5月13日、静岡県伊東市に本社を置く伊豆急行は社員が勤務時間中に予約専用端末を使用し、座席指定券を不正に発券していたと発表した。
同社は「不正行為防止教育などを再徹底」
4月16日、伊東市にある伊豆高原駅できっぷ販売業務をしている該当社員が、予約専用端末を私用して、私用の移動のため自身を含めた社員5人分の特急「踊り子2号」伊豆急下田駅―横浜駅間の普通車指定席券と乗車券を購入。

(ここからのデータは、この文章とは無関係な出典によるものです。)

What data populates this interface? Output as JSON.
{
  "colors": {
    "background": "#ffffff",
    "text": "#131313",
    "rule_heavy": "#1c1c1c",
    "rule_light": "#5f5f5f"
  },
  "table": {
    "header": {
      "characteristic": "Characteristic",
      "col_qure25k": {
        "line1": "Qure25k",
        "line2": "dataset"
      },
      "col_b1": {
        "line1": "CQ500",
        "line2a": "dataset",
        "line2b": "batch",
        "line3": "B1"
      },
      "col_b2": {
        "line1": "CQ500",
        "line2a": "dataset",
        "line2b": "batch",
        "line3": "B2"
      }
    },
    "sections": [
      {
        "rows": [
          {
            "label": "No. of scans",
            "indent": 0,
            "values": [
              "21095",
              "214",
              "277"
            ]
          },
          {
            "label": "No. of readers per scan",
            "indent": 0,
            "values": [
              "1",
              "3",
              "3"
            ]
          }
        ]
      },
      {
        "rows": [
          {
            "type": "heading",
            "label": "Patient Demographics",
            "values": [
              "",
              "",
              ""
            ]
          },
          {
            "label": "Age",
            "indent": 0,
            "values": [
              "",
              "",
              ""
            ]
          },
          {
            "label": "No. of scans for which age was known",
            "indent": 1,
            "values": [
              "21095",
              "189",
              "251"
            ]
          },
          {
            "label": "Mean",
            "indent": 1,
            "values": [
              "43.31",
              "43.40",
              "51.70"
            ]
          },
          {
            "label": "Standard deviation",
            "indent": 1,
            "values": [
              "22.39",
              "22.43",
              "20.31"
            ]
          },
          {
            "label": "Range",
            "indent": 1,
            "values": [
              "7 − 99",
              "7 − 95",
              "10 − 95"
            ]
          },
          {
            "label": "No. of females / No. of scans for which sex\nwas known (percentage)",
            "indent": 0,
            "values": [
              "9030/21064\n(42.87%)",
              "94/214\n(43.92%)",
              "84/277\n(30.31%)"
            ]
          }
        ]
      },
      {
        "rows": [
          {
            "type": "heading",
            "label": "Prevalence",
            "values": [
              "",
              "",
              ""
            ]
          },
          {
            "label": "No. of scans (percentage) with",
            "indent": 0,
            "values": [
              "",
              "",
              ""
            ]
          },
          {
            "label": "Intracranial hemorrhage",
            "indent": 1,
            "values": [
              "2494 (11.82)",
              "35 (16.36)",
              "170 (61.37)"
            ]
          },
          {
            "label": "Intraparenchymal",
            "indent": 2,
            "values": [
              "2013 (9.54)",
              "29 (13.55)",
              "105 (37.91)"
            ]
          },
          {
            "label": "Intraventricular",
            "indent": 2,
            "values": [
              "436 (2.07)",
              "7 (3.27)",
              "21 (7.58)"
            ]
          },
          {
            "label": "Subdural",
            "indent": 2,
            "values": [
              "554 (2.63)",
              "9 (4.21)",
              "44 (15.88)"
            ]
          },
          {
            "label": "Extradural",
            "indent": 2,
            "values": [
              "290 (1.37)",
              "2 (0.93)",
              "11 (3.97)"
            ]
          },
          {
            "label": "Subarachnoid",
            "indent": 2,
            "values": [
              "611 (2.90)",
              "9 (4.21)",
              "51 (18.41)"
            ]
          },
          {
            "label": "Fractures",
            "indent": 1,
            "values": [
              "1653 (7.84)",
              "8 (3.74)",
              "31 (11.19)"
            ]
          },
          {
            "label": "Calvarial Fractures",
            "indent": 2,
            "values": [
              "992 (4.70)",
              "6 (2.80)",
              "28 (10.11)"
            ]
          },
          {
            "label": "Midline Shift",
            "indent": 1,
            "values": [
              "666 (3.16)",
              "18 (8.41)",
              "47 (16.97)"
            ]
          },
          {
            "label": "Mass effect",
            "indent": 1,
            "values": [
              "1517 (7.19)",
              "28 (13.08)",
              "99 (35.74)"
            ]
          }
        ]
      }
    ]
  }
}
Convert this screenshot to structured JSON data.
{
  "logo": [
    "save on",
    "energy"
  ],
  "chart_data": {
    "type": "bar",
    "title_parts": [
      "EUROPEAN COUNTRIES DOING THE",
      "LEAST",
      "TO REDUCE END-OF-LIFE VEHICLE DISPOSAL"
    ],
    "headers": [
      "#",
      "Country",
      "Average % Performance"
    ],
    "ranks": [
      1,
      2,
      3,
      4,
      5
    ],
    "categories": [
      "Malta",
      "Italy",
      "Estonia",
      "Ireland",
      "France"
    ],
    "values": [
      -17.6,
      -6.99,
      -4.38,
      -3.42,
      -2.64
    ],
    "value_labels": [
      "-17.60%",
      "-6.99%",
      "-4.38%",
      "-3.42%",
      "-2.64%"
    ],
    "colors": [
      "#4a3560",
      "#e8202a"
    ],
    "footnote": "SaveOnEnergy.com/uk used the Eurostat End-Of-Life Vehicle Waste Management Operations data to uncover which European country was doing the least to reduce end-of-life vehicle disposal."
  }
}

その際、1列4人の座席2列8人分を5人で独占できるよう、“相席ブロック”目的で「座席指定のみ券」を空いている残り3席分発券。本来は特急料金が含まれている一部の企画きっぷを買った人しか発券できないため、不正行為を知った内部者からの通報で発覚したという。
同社が発表したプレスリリースには、
「このような事案が発生したことは誠に遺憾であり、お客様や社会にご迷惑をお掛けしたことをお詫びいたします。今後は本社を含め管理体制をさらに強化し、再発防止に努めてまいります」
詳細を聞くため同社に取材を申し込むと、社員5人分のきっぷを発券した行為は、該当社員の独断によるものだったと明かした。
「(不正行為に)携わっていたのは本人のみです。事実を確認したのち社内規程により厳正に対処します」
具体的にどのような教育・再発防止をしていく予定か? という質問には、
「発券についてはマニュアルなどにより指導・教育を行っておりましたが、本件発生を受け、不正行為防止教育などを再徹底してまいります」
とのことだった。
「踊り子2号の運営は伊豆急だけでなくJR東日本とJR東海も関わっています。また車両に関してはJR東日本のものなので、社員の不正利用が理由で踊り子号の運行が中止になるようであれば、伊豆急にとっても利用者にとっても大打撃です。
今回1件だけであればさすがに中止になることはないと思いますが、今後も不正行為が明らかになるようであれば、何かしらの措置が取られる可能性もあるだけに、社員の教育はきちんとしてほしいですね」(トラベルライター)
高速バスや新幹線の自由席でたびたび問題になる「相席ブロック」行為。本来なら注意や対策しなければいけない立場である鉄道会社の社員が、自ら違法行為を行っていたことは許されないだけに、再発防止は徹底してほしい。